Bulletin de l’association OZP, n° 4, novembre 1993

EDUQUER AUJOURD’HUI
Ou DE L’APPROCHE INTERCULTURELLE

L’ouverture à la diversité culturelle et à l’éducation du citoyen de demain posent question à l’ensemble des systèmes éducatifs nationaux en Europe. Quels sont la place et le rôle d’une problématique interculturelle en éducation et en pédagogie dans une politique d’intégration par l’école de tous les enfants, quelle que soit leur origine ?

Il est un fait que l’école, en tant qu’instrument d’intégration, parmi quelques autres instruments privilégiés (travail, syndicats, associations, armée), a toujours fait l’objet d’une considération particulière compte tenu des classes d’âge qu’elle a pour mission d’instruire et de former.
En France, dans le projet scolaire républicain à visée rationaliste, égalitaire et universaliste, l’école tient un rôle essentiel. Elle est ce lieu et ce sas qui permet, par la transmission des connaissances et l’inculcation implicite et explicite des valeurs politiques et civiles, d’intégrer socialement et politiquement.
Cette capacité à intégrer est aujourd’hui en crise du fait des transformations profondes de la société, du développement non contrôlé dans ses répercussions sociales et humaines de l’économie libérale, de la compétitivité au plan mondial, d’un chômage qui n’apparaît pas maîtrisable. La fréquentation de l’école et surtout les issues (14 à 15 % de jeunes sortent encore du système scolaire sans qualification) et diplômes sur lesquels elle débouche ne garantissent plus ni insertion sociale par le travail, ni mobilité sociale.
L’échec scolaire touche les enfants issus des milieux socialement défavorisés, et parmi eux des enfants d’origine immigrée, qui sont particulièrement exposés aux difficultés d’intégration sociale. Aujourd’hui échec, marginalisation, relégation dans des zones à la périphérie des villes, exclusion sociale et culturelle ont tendance à s’additionner ou à se trouver de fait associés.

Au nombre de cet ensemble de facteurs à effet cumulatif, on ne saurait se masquer le rôle que joue le système d’enseignement, « ce système d’enseignement ouvert à tous et pourtant strictement réservé à quelques uns » et qui « réussit le tour de force de réunir les apparences de la « démocratisation » et la réalité de la reproduction, qui s’accomplit à un degré supérieur de dissimulation donc avec un effet accru de légitimation sociale » (1).

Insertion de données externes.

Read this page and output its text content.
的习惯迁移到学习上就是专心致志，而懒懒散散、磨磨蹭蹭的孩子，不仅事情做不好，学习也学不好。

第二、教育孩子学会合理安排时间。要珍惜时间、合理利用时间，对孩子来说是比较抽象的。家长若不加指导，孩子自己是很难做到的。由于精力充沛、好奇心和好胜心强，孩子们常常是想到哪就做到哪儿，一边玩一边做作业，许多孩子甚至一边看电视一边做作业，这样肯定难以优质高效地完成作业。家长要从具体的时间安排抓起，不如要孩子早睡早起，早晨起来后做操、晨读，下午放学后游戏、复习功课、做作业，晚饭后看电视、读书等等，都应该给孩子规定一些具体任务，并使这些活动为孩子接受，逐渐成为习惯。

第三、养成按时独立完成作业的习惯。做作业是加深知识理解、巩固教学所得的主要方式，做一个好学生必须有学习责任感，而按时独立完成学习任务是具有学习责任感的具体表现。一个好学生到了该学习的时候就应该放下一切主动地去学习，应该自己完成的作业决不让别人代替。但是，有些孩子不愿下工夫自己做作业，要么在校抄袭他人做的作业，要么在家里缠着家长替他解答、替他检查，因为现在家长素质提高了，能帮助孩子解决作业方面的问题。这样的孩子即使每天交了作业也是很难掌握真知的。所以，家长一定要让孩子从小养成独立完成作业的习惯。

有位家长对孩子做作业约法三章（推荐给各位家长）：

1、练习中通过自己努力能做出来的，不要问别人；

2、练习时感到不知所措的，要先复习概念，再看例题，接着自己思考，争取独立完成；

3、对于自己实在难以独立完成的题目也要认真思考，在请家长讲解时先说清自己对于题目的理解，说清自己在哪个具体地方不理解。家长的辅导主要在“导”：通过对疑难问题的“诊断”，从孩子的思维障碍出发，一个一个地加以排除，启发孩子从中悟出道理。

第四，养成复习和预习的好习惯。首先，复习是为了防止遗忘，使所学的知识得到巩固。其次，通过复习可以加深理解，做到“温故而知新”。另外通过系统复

L’installation durable d’une population immigrée et la reprise des flux migratoires d’Est en Ouest et du Sud vers le Nord qui fuient la peur, la violence et la misère d’une part, la montée réactionnelle de l’intolérance, du nationalisme, de la xénophobie et du racisme en Europe et dans notre pays, une France en mal de civisme, de solidarité et de lien social, mais qui idéalement se perçoit comme le pays des droits de l’Homme d’autre part, interrogent l’école et remettent au centre la question de l’éthique et des valeurs. La question fondamentale est celle du type d’homme que nous souhaitons former ; elle est aussi celle du choix des valeurs à la réalisation desquelles nous aspirons et œuvrons.

Comment l’école peut-elle contribuer à faire expérimenter aux élèves, quelles que soient leurs appartenances ethniques, sociales, culturelles, religieuses, nationales, des situations qui les amèneront à la construction en commun d’une représentation des réalités qu’ils vivent, à développer les compétences et comportements qui s’accordent avec l’idéal démocratique et à faire l’apprentissage de la complexité ?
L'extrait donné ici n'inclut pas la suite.